Perhaps the most well-known of the Spanish train routes, the Transcantabrico takes you across northwestern Spain, from the pilgrimage town of Santiago de Compostela to the food capital San Sebastian. What makes the Transcantabrico so remarkable is the possibility of travelling in the Grand Luxe five-star cabins which have their own fine dining restaurant and on-board entertainment in the social carriages. A journey on the Transcantabrico is a holiday in its own right, and expectedly comes with quite a price tag.
Montserrat is a small mountain range located some 50km (31 miles) away from the Catalan capital and is truly remarkable for its unusual rock formations. Carved out by water millions of years ago, the mountain range is also home to the Montserrat Monastery. The train ride from Barcelona to Montserrat is relatively short, lasting less than an hour, but offers incredible vistas of the mountain as you approach from down in the valley. At the top, hike across the mountain top and admire the expansive views ahead of you.

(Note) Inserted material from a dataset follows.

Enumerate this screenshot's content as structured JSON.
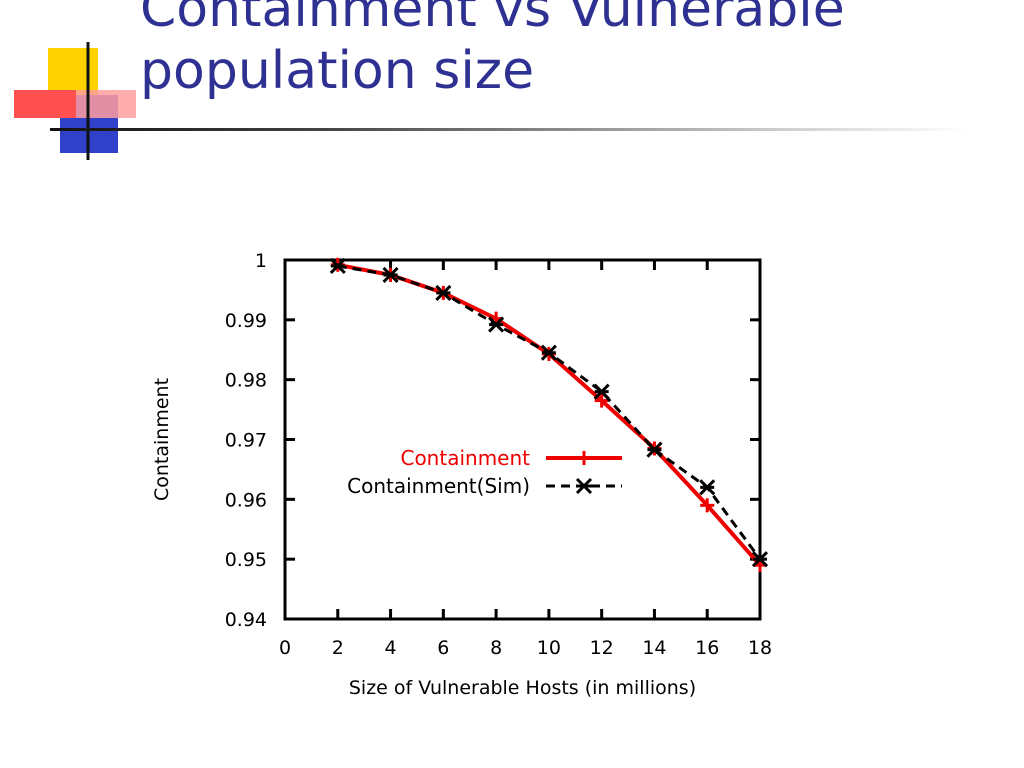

The so-called ‘Train of the Lakes‘ is a sightseeing train ride which runs from Lleida in Spain to Saint Girons in France and was first inaugurated in 1929. The train runs along the course of the Noguera Pallaressa and Segre rivers, offering views of the nearby mountains, valley and water reservoirs – hence its name. Highlights include some great birdwatching opportunities, as well as geological and historical sites which can be visited along the way.
Offering a similar experience to the Transcantabrico but with less glamour – and an equally reduced price tag – La Robla is a train experience across northwester Spain, from Léon to Bilbao in the Basque Country. The vintage locomotive stops off at different points of interest along the way where guests can enjoy sightseeing as well as traditional meals in local restaurants. The train is stationary during the night though, so that passengers can be well rested and enjoy breakfast with a view as the journey continues in the morning.

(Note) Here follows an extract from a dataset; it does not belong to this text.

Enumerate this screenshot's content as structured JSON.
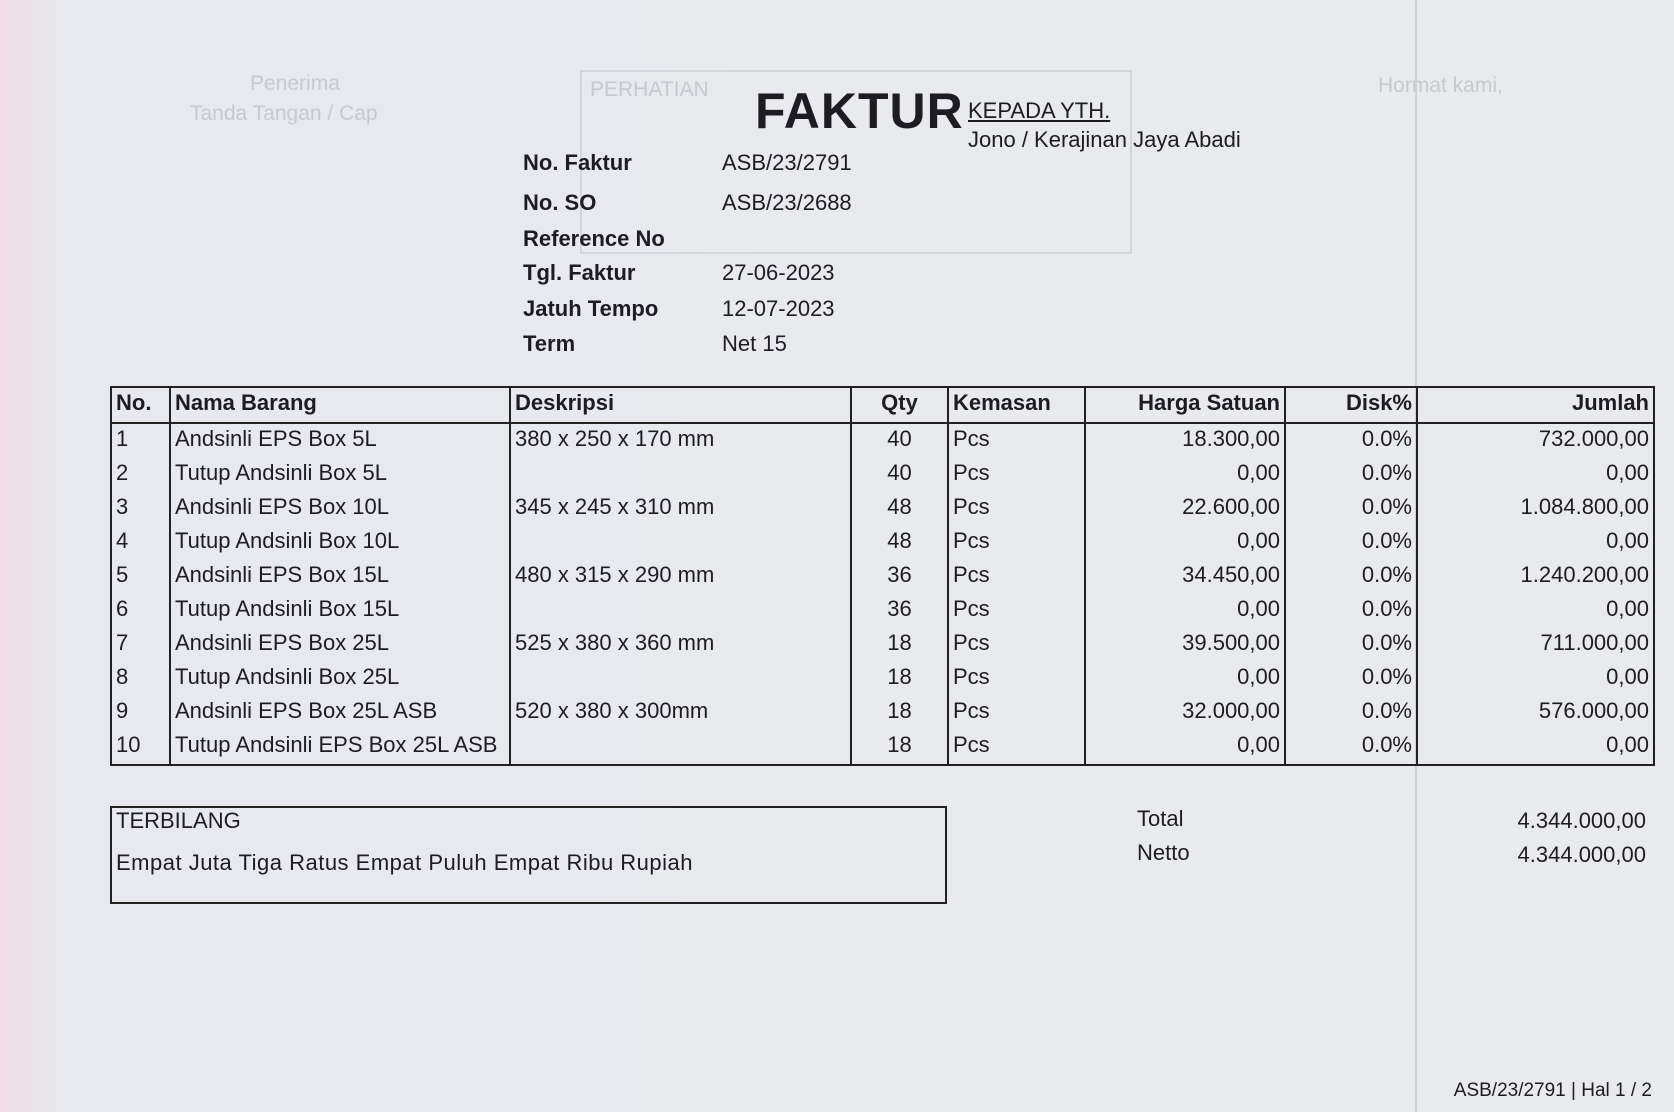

One of the quirkier train rides in Spain, the Tren de la Fresa runs between Madrid and the town of Aranjuez, famed for its juicy strawberries or fresas in Spanish. The train runs from April to October (except July and August) and follows the route of the second ever Spanish train line, inaugurated over 160 years ago. What really makes the Tren de la Fresa memorable is the fact that passengers are fed strawberries by train workers in 19th century dress before arriving in the UNESCO World Heritage Site town of Aranjuez.
If you’re not put off by the idea of spending 12 hours in a train seat, the journey from Barcelona in the northeast to A Coruña in the northwest takes you across some of the most epic scenery in Spain. Starting on the shores of the Mediterranean, make your way through the Catalan backcountry, through the open pastures of Castile and Léon before arriving in the verdant valleys of Galicia and the Atlantic coast.
No longer officially named the Costa Blanca Express, this train route runs between Alicante and the infamous beach resort Benidorm. These days the train is part of the Alicante suburban rail network and makes frequent stops along the coastline of the Costa Blanca. If the thought of exploring Benidorm doesn’t sound quite up your street, opt for the neighbouring town of Villajoyosa, which has retained a more authentic spirit.
If some of Spain’s most famous train routes are to be found in the northwest it’s not surprising: the Basque Country, Asturias, Cantabria and Galicia boast some truly epic landscapes, from rolling hillsides, dramatic mountain landscapes and breathtaking coastline. The short train ride between Bilbao and Santander offers amazing views of the Cantabrian shoreline as it winds its way through small fishing villages.
Leave the Spanish capital behind and head north to the Asturian capital, Oviedo, on the shores of the Bay of Biscay. This train journey takes you through the heartland of Spain and along one of the country’s most impressive mountain ranges, the Picos de Europa – so named as they are said to have been one of the first things sailors would see on their return to Europe from the Americas.
If the northwest of Spain is marked by verdant pastures and epic coastline, then the south is an altogether different story. If the cities of Seville, Córdoba and Granada are famous for their Moorish architecture, the backcountry is home to the so-called pueblos blancos or ‘white villages’. Explore the beauty and charm of Andalusia by catching the train from the mountain top town of Ronda and winding your way through the mountainous arid landscape.
The Núria Valley Rack Railway may only run for 12.5km (7.7 miles), but the journey also climbs a 1,000m (3,280 feet) elevation through the Pyrenees mountains. The Vall de Núria is picture-perfect, with peaceful mid-mountain lakes, diverse wildlife and many species of wild animal to be admired. The rack railway, inaugurated in 1931, is in fact the only the way to access the valley which makes the journey all the more special.